'Basically stable' yuan is goal for 2012

Updated: 2011-12-15 10:59

By Wang Xiaotian (China Daily)

  Comments() Print Mail Large Medium  Small 分享按钮 0

Authorities also plan reform of the exchange rate mechanism

BEIJING - China will keep the yuan's exchange rate "basically stable" in 2012 and further strengthen its reform of the rate-formation mechanism, said an official statement released after the annual Central Economic Work Conference closed on Wednesday.

'Basically stable' yuan is goal for 2012

A ship loads cargo in Lianyungang port, Jiangsu province. The yuan's exchange rate against the dollar has gained 4 percent this year. However, it depreciated for the first time in November partly because of the country's narrowing trade surplus.[Photo/China Daily]

"The authorities wish to have stable macro policies in the next year to avoid large economic fluctuations.

"However, the government probably will have to take more positive measures to shore up economic growth in the first quarter, including slowing the appreciation of the yuan," said Li Wei, economist at Standard Chartered Bank (China) Ltd.

He said that economic growth might drop below 8 percent and the unemployment rate could rise in the first quarter as manufacturing activity moderates.

The central bank might allow the currency to weaken "a little bit" in the first quarter by setting the reference rate against the dollar at 6.36, compared with 6.34 at present, to support economic growth, Li said.

"But China doesn't want to see large-scale yuan depreciation either, unless unemployment becomes a big issue," Li said.

"Through the whole year of 2012, there will be still a 2 percent appreciation of the yuan against the dollar."

By Tuesday, the yuan had touched the low end of its permitted daily trading range for 10 consecutive sessions. It was the longest run of trading days in three years in which the yuan had weakened.

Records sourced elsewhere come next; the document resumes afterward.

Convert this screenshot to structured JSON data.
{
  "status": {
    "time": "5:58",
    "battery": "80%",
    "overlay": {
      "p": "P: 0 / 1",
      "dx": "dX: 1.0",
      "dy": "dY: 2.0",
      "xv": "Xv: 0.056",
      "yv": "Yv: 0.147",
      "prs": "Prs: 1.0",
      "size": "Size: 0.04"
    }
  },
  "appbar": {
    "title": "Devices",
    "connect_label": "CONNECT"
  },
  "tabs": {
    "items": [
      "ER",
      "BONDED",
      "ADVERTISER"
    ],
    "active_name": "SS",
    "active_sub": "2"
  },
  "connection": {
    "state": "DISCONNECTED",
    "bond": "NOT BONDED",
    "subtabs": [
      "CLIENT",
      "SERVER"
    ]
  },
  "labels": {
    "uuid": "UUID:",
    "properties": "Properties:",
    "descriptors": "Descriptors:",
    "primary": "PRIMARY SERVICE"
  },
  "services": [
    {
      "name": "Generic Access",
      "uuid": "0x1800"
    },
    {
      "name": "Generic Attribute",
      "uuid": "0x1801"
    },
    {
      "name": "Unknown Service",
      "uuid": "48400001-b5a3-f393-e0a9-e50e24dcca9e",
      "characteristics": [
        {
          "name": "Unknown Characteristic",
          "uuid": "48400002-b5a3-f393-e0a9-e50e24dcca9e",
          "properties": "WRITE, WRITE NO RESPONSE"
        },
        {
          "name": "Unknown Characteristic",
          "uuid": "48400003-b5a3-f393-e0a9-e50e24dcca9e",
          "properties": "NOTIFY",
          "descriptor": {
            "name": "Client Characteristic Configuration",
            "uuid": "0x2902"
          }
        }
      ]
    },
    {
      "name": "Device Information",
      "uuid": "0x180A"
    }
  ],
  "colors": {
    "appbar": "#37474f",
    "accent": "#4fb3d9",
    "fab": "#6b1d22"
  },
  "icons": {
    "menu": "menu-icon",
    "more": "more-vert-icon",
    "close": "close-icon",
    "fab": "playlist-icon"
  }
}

The weakening of the yuan sparked widespread concern that the currency will depreciate further through next year as investors hedge risks by buying dollars as Europe's debt crisis continues and global economic uncertainties deepen.

Narrowing external surpluses and slowing capital inflows mean that the yuan no longer looks significantly undervalued, and the recent easing in appreciation pressures might push for an early change in the exchange-rate regime, according to Huang Yiping, managing director and chief economist for emerging Asia in the investment banking division of Barclays Bank PLC.

A new exchange-rate regime could pave the way for two-way currency fluctuations, improve the reference to a basket of currencies and slow the accumulation of foreign reserves, he said.

"This change will probably be driven by the authorities' broader agenda for yuan convertibility, for making Shanghai an international financial center and for inclusion of the yuan in the IMF's Special Drawing Rights basket," he said.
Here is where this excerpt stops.